[The Shadow of the Rope by E. W. Hornung]@TWC D-Link bookThe Shadow of the Rope CHAPTER XIV 4/8
"Have I denied that the portrait you saw is indeed the portrait of Alexander Minchin? And yet how easy that would have been! It was taken long before you knew him; he must have altered considerably after that.
Or I might have known him under another name. But no, I tell you honestly that your first husband was a very dear friend of mine, more years ago than I care to reckon.
Did you hear me ?" he added, with one of his sudden changes of tone and manner.
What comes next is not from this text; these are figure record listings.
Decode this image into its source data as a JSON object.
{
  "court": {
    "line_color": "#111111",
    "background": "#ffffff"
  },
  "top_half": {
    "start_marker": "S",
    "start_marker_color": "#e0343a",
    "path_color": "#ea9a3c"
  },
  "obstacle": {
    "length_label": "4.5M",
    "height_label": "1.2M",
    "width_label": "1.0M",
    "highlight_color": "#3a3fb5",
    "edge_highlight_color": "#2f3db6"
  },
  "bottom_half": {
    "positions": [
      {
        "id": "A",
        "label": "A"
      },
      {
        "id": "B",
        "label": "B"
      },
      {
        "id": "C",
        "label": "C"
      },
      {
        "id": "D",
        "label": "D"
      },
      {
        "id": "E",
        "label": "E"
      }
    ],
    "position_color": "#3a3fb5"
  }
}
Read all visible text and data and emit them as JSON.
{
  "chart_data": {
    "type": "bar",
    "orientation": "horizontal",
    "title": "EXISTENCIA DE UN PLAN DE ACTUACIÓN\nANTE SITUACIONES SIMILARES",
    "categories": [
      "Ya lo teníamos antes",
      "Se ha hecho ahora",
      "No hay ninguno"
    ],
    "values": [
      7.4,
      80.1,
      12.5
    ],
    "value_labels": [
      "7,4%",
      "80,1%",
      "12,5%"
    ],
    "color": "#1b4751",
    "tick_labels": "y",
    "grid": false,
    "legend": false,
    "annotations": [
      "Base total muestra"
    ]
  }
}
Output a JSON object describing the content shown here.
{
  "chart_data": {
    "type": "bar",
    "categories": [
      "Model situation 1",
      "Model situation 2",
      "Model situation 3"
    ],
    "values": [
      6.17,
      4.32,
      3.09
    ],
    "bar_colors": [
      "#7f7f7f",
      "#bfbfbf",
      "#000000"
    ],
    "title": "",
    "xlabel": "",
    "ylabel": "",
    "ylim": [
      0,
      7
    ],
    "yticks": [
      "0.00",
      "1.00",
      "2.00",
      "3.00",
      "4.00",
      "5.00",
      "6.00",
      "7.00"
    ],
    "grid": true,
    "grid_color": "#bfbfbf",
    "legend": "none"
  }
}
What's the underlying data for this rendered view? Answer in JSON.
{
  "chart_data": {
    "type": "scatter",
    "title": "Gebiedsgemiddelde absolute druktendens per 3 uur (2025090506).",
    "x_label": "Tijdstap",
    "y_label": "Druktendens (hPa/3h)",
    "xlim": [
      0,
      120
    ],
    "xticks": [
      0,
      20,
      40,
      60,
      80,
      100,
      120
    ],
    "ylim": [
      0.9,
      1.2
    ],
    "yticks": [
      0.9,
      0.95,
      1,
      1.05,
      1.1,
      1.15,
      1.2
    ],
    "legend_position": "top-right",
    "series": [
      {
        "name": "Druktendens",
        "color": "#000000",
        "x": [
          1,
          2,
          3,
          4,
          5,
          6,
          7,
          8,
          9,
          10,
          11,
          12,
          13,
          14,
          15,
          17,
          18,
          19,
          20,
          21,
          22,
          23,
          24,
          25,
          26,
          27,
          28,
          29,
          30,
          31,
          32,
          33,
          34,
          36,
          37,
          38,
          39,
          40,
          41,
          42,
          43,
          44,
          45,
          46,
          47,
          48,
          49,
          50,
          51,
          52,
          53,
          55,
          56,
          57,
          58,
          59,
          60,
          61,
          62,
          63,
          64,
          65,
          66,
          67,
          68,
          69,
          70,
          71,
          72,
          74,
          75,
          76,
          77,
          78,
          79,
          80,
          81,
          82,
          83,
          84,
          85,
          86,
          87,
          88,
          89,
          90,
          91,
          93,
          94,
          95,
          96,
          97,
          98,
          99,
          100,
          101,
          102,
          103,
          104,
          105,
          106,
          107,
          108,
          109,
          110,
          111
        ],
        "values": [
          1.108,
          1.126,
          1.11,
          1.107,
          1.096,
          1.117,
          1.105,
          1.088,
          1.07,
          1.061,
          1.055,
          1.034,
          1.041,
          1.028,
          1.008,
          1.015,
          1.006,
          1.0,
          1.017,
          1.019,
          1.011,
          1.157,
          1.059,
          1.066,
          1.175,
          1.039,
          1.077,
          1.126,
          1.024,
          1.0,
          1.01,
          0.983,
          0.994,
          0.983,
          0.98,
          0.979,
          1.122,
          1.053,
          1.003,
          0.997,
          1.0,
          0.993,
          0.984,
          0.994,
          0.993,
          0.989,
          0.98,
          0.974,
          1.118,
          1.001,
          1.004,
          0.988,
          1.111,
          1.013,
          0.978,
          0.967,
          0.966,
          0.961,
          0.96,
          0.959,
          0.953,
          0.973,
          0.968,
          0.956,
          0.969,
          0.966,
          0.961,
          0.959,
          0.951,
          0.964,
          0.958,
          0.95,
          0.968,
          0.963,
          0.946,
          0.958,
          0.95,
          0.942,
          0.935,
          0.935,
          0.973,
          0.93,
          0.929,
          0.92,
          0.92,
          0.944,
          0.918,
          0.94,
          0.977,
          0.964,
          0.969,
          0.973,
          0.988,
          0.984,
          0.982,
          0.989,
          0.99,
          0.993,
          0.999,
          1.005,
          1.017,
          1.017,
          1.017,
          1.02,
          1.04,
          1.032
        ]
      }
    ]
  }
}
"A very dear friend, I said, for that he undoubtedly was; but was I going to ask you to marry a very dear friend of the man who deteriorated so terribly, and who treated you so ill ?" Delivered in the most natural manner imaginable, with the quiet confidence of which this man was full, and followed by a smile of conscious yet not unkindly triumph, this argument, like most that fell from his lips upon her ears, was invested with a value out of all proportion to its real worth; and Steel clinched it with one of those homely saws which are not disdained by makers of speeches the wide world over. "Could you really think," he added, with one of his rarest and most winning smiles, "that I should be such a fool as to invite you to step out of the frying-pan into the fire ?" Rachel felt for a moment that she would like to say it was exactly what she had done; but even in that moment she perceived that such a statement would have been very far from the truth.
And her nature was large enough to refrain from the momentary gratification of a bitter repartee.